With ending of such a heartfelt set we felt compelled to make our way to see another female group, this time it was the turn of the Dum Dum Girls to woo and audience filled with an anticipation for destruction. Unfortunately, their brand of 1990s Grrl Rock fell on deaf ears and left a baying crowd, well, dumb. They concentrated far too much on the aesthetics of the band rather than the energy of the performance, which, in comparison to some of the other acts on show, was as vibrant as the squid on a fishmonger’s chopping board, but at least they cut a nice silhouette, we guess.

During the disappointment of the Dum Dum Girls, the decision was made to re-visit Far Out’s secret urban side and retreat to the back of the state in anticipation of Earl Sweatshirt. Obviously, we were fairly unaware of what the 19-year-old Gagsta rap artist from Compton was all about, but after his set, Barcelona nor we were left in any doubt as to his potential.

Bubbling with vitriolic lyrics and a tenacity that screamed broken home, his brand of bassy rap left us throwing shapes like an extra from 8-Mile and, admittedly, probably as authentic. After his DJ Dakota set up the crowd with a mix of dub-laden beats, Earl Sweatshirt then proceeded to demolish every single one of us with quick-witted lines and explicit charisma. Our favourite line, which he demanded was sung back to him, read like a Wordsworth remark “I’MA FUCK THE FRECKLES OFF YOUR FACE, BITCH!” – It was beautiful.

After failing miserably to sneak into the ticketed Buzzcocks set and with the bouncing rhymes of Sweatshirt still ringing around the skull we wandered to make our way to see one of the US’ biggest stars of the moment in Kendrick Lamar. With a little chemical persuasion, we found ourselves bobbing and weaving to some of the star’s biggest anthems and were left dazed by the hazy smoke which bellowed from the adoring crowd. Sadly, after the hits had been hit, the rest of the set fell flat and was screaming for a lift right up until the anti-climax of its ending. We weren’t downhearted as another old-time favourite was about to enter the stage.

Foals strode onto the stage with an air of confidence in their art and proceeded to pounce on what life the crowd had and kill it, flat dead. Being such a fan of the band, we weren’t anticipating the joyous highs of first album tracks like ‘Cassius’ being mixed with the more soundscaping songs like ‘Spanish Sahara’. Unfortunately, though, Yannis and his band went on to mellow every song they had with the same speed that Michael Jackson must’ve felt before his death. Even the fast-paced dancing numbers were melted down to toxic mercury, which, although probably satisfied the tranquillised and unconscious, did nothing to entertain a crowd in the heat of the last night of the festival.
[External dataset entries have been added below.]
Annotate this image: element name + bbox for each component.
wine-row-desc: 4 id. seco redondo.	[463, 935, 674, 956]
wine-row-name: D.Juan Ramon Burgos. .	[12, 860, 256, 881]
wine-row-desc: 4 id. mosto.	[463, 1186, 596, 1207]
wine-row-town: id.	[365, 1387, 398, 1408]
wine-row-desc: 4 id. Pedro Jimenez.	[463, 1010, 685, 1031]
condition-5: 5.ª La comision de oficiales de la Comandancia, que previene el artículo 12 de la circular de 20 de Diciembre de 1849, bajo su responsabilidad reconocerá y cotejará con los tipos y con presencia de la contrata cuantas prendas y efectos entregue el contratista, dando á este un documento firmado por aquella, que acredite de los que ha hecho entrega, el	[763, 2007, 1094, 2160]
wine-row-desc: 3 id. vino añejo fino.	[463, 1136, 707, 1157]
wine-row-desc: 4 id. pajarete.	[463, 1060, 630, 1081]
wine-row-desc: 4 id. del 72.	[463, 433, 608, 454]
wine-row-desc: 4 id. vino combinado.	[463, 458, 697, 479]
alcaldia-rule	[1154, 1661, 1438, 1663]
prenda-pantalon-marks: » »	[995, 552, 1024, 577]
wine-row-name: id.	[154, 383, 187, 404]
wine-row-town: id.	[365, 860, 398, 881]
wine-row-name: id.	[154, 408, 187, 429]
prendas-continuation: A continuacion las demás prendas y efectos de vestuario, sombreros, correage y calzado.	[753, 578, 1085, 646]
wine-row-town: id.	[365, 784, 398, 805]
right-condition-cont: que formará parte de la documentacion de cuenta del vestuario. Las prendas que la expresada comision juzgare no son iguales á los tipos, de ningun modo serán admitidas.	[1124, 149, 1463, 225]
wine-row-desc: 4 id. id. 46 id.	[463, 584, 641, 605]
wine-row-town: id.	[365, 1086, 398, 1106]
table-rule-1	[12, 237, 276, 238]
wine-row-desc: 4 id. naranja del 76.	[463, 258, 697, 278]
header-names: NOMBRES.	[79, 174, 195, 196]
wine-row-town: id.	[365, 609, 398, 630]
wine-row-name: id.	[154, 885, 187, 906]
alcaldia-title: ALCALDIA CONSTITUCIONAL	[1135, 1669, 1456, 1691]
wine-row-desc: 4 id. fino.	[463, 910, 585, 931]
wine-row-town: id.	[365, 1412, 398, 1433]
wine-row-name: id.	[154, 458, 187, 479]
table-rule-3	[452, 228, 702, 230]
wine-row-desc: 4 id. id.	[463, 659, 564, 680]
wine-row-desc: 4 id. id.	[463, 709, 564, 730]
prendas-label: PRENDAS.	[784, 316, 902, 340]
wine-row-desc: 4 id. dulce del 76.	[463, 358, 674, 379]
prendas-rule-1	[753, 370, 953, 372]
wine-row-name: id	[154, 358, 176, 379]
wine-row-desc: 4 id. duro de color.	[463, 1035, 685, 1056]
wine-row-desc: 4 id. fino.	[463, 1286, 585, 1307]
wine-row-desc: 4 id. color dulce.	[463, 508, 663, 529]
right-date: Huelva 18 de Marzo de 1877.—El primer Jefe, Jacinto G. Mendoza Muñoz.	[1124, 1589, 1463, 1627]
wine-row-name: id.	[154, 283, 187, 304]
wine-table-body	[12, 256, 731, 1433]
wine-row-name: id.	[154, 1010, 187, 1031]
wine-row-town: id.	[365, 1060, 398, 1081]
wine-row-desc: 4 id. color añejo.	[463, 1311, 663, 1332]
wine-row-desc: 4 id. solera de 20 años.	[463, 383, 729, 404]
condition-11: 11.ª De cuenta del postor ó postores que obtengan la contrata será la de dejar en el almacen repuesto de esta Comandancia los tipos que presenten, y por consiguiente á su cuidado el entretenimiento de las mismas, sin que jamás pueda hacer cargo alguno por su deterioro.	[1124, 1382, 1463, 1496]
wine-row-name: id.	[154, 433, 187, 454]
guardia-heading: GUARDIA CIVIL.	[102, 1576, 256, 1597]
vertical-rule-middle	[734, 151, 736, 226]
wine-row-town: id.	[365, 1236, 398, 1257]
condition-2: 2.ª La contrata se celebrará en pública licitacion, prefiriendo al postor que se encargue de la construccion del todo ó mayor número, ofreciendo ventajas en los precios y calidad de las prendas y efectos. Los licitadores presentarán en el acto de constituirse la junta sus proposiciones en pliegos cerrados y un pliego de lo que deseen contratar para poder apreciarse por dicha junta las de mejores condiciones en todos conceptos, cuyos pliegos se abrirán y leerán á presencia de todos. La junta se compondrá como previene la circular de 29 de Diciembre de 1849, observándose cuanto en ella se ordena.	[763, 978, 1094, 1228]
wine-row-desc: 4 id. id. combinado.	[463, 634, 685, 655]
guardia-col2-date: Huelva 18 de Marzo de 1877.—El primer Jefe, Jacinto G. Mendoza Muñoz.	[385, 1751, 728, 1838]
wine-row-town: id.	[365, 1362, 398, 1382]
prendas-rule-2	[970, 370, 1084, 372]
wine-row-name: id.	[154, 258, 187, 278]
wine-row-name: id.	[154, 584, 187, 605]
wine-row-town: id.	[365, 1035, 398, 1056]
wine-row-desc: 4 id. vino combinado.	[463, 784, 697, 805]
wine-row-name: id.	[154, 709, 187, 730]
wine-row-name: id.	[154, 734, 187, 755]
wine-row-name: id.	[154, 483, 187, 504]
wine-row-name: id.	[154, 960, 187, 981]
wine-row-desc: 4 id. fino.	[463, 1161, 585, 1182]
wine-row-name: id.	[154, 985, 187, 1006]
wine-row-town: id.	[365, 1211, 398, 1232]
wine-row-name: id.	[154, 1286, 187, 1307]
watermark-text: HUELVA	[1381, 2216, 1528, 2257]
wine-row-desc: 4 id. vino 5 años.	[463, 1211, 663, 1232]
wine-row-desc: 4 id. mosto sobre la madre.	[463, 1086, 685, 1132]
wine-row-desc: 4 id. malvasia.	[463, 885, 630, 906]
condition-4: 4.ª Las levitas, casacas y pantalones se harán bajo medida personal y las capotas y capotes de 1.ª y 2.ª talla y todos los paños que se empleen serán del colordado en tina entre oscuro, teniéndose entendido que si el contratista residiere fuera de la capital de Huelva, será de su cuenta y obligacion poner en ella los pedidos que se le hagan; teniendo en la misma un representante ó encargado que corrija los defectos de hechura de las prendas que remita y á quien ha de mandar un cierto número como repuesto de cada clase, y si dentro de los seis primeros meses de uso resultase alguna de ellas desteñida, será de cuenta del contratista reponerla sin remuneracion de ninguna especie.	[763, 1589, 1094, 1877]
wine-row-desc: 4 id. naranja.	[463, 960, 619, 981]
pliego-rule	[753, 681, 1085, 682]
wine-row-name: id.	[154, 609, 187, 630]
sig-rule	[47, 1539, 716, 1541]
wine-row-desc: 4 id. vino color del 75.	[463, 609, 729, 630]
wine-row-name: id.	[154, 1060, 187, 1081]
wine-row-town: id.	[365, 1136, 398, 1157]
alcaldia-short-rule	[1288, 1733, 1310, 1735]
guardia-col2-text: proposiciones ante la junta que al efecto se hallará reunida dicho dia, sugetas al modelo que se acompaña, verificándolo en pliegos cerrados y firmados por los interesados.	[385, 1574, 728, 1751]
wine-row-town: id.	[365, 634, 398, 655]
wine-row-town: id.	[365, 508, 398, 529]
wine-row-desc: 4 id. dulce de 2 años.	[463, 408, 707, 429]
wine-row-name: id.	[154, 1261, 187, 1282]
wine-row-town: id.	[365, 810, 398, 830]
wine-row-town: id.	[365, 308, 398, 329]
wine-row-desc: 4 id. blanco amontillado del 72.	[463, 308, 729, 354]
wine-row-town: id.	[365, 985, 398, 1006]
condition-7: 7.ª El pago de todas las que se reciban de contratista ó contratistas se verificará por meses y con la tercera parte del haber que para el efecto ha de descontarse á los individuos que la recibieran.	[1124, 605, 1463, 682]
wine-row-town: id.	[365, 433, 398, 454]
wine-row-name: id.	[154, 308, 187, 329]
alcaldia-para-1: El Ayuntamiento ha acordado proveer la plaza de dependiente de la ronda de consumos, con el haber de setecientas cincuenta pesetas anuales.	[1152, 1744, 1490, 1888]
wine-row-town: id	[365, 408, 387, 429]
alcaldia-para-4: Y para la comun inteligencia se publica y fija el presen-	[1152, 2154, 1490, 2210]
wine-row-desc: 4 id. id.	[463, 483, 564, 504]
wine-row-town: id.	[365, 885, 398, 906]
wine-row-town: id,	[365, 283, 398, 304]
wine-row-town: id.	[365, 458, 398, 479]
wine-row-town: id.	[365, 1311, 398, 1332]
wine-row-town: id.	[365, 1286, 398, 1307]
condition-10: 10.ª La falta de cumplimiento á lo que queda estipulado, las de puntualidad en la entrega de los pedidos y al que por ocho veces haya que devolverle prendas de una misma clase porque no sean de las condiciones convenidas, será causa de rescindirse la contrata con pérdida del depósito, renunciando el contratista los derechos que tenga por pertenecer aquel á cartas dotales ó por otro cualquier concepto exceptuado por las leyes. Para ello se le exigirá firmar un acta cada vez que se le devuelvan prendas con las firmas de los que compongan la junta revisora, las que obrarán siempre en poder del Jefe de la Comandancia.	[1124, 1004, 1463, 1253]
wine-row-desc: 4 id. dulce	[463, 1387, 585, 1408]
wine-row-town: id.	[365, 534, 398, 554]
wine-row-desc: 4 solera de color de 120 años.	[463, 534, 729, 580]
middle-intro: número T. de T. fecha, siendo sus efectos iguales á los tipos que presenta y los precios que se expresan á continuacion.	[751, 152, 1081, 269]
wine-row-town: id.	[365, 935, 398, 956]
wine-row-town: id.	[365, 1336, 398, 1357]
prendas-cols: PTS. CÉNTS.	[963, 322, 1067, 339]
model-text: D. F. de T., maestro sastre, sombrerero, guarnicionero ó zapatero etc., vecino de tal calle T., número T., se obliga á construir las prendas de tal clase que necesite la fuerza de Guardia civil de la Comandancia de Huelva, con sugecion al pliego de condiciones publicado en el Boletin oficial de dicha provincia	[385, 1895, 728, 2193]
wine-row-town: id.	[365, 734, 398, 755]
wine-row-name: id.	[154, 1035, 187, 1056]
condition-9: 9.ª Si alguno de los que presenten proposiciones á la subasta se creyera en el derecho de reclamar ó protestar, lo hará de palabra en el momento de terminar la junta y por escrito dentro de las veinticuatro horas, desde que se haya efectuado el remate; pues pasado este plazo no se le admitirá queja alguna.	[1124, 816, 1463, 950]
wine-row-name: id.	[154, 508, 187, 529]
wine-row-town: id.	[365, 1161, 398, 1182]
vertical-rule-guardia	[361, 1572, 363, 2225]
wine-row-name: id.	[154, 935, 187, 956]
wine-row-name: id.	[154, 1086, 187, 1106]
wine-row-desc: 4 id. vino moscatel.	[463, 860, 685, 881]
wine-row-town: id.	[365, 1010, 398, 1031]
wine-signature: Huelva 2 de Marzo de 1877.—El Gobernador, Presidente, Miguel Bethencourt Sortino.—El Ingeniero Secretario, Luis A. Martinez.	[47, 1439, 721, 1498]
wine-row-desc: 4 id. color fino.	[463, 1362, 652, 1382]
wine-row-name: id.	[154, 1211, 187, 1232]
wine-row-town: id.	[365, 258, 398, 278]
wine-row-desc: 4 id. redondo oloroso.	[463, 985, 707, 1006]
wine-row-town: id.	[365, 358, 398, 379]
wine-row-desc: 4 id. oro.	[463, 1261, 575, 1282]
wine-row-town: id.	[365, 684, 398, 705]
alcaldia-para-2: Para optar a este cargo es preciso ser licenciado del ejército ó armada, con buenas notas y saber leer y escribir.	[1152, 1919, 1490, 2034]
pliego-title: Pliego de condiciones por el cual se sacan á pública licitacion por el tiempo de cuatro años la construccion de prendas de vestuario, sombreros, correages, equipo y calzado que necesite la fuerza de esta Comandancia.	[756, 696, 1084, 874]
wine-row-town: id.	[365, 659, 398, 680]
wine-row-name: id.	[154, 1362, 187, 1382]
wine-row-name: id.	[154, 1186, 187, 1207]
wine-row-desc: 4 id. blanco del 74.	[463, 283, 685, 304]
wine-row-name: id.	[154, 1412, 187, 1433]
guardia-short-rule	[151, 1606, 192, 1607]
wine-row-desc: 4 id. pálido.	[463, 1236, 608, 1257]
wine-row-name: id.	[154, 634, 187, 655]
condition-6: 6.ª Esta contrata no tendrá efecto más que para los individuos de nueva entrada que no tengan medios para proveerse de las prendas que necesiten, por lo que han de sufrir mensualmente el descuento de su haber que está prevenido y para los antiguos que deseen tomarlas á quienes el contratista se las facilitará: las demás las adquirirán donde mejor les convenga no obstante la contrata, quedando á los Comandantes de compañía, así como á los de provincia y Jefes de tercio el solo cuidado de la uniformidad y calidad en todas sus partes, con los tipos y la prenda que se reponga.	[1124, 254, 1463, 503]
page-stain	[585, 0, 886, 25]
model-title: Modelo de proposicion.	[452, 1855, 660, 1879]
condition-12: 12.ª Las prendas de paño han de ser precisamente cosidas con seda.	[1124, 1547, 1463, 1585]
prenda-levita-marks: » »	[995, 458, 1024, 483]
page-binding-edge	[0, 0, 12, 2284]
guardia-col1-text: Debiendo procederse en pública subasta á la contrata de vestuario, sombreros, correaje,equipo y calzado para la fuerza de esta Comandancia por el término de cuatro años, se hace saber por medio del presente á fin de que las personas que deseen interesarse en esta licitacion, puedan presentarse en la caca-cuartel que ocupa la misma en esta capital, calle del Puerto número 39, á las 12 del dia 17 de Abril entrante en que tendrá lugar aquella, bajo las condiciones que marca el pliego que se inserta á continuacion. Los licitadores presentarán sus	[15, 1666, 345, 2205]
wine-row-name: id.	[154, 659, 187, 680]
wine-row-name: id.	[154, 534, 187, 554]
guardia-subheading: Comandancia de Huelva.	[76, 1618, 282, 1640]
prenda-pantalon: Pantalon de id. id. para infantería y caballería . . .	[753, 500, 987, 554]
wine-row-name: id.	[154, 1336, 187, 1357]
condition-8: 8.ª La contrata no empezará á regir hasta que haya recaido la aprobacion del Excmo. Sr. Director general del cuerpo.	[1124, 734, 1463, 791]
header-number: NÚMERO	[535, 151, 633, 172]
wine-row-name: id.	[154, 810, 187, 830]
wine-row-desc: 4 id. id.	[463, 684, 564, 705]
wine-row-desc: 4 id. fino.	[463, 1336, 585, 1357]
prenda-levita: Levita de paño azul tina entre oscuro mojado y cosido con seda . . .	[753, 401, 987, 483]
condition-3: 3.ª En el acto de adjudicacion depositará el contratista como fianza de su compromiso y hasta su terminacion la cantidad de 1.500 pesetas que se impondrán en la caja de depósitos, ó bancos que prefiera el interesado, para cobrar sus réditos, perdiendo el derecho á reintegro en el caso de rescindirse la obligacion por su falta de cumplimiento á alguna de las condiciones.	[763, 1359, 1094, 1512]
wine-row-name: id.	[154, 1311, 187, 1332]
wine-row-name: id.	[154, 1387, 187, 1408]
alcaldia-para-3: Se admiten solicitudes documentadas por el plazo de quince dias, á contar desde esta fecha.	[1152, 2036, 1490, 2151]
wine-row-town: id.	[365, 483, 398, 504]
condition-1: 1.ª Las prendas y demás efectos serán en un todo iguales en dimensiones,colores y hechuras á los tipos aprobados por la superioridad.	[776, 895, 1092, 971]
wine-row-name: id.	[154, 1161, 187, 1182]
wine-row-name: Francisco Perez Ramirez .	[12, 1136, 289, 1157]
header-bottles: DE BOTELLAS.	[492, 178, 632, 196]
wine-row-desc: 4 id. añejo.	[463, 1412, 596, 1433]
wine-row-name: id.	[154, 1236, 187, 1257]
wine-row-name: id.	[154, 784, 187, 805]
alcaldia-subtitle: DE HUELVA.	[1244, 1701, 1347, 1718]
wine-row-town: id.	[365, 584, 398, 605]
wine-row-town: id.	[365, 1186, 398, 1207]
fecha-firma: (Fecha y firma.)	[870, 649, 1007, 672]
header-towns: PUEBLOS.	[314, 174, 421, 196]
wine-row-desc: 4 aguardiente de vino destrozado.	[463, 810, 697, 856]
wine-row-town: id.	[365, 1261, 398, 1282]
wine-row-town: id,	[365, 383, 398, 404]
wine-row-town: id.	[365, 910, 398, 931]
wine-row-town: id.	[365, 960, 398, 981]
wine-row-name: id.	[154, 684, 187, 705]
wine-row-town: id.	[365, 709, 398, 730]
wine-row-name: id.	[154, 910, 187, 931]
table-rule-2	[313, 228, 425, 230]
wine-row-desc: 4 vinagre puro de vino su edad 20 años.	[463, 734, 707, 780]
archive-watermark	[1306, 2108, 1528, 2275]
Luckily, though, there was one band who rode in to save the day. That band was Black Lips. With the realisation of the down turning, Foals set a quick dash across the site to devour a performance of unrivalled energy, and punk ethics was well worth it. Black Lips quickly sensed the atmosphere of the crowd and went on to not only slam out hit after hit, but they did so with an unhinged joy the audience so desperately craved as they looked to destroy the festival as well as their livers.
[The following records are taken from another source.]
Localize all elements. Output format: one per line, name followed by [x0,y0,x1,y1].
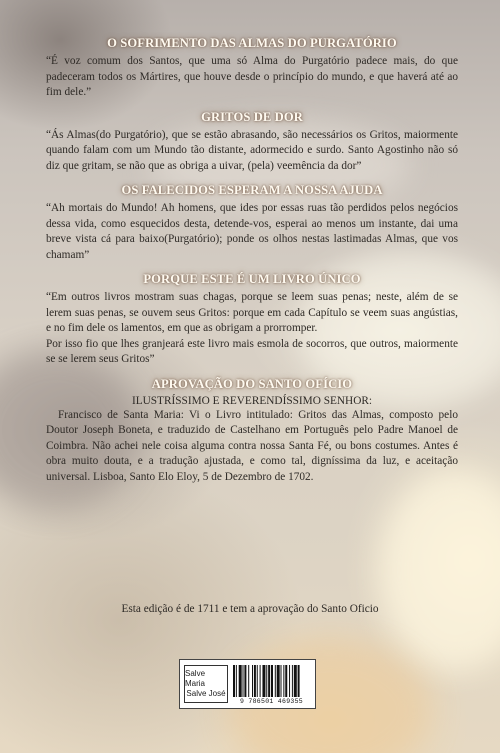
barcode [232,665,311,705]
edition-note: Esta edição é de 1711 e tem a aprovação do Santo Oficio [121,603,379,615]
publisher-logo: Salve Maria Salve José [184,665,228,703]
section-heading: OS FALECIDOS ESPERAM A NOSSA AJUDA [121,183,383,197]
section-falecidos [46,183,458,263]
section-heading: GRITOS DE DOR [201,109,303,124]
section-text: “É voz comum dos Santos, que uma só Alma do Purgatório padece mais, do que padeceram todos os Mártires, que houve desde o princípio do mundo, e que haverá até ao fim dele.” [46,55,458,98]
section-text: “Em outros livros mostram suas chagas, porque se leem suas penas; neste, além de se lerem suas penas, se ouvem seus Gritos: porque em cada Capítulo se veem suas angústias, e no fim dele os lamentos, em que as obrigam a prorromper. Por isso fio que lhes granjeará este livro mais esmola de socorros, que outros, maiormente se se lerem seus Gritos” [46,291,458,365]
section-text: “Ah mortais do Mundo! Ah homens, que ides por essas ruas tão perdidos pelos negócios dessa vida, como esquecidos desta, detende-vos, esperai ao menos um instante, dai uma breve vista cá para baixo(Purgatório); ponde os olhos nestas lastimadas Almas, que vos chamam” [46,202,458,261]
section-text: Francisco de Santa Maria: Vi o Livro intitulado: Gritos das Almas, composto pelo Doutor Joseph Boneta, e traduzido de Castelhano em Português pelo Padre Manoel de Coimbra. Não achei nele coisa alguma contra nossa Santa Fé, ou bons costumes. Antes é obra muito douta, e a tradução ajustada, e como tal, digníssima da luz, e aceitação universal. Lisboa, Santo Elo Eloy, 5 de Dezembro de 1702. [46,408,458,483]
barcode-panel [179,659,316,709]
section-heading: O SOFRIMENTO DAS ALMAS DO PURGATÓRIO [107,36,397,50]
section-heading: APROVAÇÃO DO SANTO OFÍCIO [151,376,353,391]
section-livro-unico [46,272,458,368]
section-aprovacao [46,377,458,486]
section-heading: PORQUE ESTE É UM LIVRO ÚNICO [143,272,361,286]
smoke-cloud [380,470,500,670]
back-cover-text [46,36,458,494]
approval-salutation: ILUSTRÍSSIMO E REVERENDÍSSIMO SENHOR: [131,394,373,407]
section-text: “Ás Almas(do Purgatório), que se estão abrasando, são necessários os Gritos, maiormente quando falam com um Mundo tão distante, adormecido e surdo. Santo Agostinho não só diz que gritam, se não que as obriga a uivar, (pela) veemência da dor” [46,128,458,172]
isbn-number: 9 786501 469355 [239,698,303,705]
barcode-icon [232,665,316,697]
section-gritos-de-dor [46,110,458,175]
section-sofrimento [46,36,458,101]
As ‘Bad Kids’ turned the masses into a dancing bubbling soup of drunken debauchery and the sun threatened to rise on the holiest of days, the realisation that this is what festival sets should be set in, not a platform to develop your artistic intent but a stage with which to connect with your fans on an unprecedented scale, a chance to create a feeling of unity amongst a crowd of strangers.
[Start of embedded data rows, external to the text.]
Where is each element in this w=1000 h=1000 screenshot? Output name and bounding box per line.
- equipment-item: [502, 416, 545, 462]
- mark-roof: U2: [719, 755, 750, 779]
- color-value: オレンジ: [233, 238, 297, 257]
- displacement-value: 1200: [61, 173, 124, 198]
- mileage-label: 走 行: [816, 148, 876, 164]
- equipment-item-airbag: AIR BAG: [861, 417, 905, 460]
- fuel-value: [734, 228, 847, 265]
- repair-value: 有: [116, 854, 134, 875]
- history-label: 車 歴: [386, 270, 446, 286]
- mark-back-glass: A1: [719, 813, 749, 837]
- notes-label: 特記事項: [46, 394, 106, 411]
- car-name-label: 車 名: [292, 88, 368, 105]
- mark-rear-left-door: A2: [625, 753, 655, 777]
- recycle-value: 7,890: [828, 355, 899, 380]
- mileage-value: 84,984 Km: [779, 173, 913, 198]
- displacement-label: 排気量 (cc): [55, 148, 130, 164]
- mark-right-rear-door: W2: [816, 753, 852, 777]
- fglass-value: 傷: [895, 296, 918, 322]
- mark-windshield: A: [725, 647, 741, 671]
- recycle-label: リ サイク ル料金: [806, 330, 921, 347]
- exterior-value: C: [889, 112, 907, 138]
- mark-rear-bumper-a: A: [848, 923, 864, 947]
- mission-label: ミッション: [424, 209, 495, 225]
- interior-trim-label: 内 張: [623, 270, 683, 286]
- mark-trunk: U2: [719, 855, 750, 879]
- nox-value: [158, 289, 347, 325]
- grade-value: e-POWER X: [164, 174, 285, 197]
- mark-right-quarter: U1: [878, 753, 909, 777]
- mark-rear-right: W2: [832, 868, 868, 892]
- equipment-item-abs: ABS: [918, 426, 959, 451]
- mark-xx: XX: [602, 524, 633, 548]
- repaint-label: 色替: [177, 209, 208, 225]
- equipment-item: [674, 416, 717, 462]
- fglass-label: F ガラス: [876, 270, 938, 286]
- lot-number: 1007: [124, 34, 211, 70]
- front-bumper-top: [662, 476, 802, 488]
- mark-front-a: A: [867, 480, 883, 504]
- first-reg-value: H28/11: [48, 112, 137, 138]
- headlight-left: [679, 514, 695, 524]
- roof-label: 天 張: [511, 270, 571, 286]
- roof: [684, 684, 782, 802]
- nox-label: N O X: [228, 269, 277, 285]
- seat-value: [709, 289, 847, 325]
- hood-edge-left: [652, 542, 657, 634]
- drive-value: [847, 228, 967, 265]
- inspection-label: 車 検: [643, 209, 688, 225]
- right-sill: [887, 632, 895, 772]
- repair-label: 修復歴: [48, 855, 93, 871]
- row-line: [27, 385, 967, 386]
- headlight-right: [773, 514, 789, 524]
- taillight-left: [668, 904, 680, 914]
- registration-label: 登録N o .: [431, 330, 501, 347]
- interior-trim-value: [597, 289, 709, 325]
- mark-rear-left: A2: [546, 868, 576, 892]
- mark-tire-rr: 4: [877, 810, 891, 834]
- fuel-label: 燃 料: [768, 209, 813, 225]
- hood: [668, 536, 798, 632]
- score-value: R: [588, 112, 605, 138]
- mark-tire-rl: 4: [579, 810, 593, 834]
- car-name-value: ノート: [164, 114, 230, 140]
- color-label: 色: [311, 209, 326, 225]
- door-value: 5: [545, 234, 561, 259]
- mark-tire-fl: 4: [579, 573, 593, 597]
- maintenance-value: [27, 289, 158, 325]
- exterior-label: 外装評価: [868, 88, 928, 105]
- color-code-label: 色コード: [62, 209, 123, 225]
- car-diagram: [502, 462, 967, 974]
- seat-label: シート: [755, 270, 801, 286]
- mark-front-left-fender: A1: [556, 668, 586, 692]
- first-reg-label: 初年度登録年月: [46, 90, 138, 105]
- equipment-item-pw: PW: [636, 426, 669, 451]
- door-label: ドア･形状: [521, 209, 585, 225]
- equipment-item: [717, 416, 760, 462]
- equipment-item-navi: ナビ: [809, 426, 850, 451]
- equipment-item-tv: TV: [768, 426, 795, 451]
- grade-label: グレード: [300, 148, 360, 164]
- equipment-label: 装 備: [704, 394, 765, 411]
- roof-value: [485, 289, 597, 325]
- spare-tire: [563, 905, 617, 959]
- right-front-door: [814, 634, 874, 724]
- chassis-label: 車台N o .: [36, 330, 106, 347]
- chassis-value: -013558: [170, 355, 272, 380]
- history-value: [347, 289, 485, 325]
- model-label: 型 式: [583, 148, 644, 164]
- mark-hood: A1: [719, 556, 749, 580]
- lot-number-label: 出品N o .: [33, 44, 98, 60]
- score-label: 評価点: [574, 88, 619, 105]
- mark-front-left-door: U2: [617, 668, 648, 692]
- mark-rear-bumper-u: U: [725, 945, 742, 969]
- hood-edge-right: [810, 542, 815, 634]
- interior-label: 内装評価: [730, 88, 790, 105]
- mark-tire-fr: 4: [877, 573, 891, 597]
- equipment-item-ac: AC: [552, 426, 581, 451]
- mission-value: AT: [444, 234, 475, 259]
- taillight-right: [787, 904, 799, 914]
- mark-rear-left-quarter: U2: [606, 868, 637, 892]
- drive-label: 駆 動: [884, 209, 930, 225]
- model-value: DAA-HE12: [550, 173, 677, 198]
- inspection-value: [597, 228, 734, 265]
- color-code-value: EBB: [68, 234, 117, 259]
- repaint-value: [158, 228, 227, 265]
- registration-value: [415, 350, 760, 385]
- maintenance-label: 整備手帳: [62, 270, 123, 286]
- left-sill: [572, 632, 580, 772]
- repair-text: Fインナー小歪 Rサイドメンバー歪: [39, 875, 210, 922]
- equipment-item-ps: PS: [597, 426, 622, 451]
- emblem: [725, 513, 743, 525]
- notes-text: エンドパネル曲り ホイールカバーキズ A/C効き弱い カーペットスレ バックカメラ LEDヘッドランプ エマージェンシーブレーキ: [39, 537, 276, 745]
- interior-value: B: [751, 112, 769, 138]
When the sun did eventually rise, as it often does, Primavera Sound 2014 came to an end with the kind of emphatic finale it deserves. A festival which is built in the cultural mecca of Barcelona, surrounded by the highs and lows of society and filled with the good, the bad and the ugly of performances and all for one moment of absolute perfection, whatever that may be.

At this point, we’re supposed to say what we may have learned from ‘the festival experience,’ but in truth, Primavera Sound 2014 taught Far Out Magazine nothing except that you’ll be seeing us next year, Primavera Sound 2015.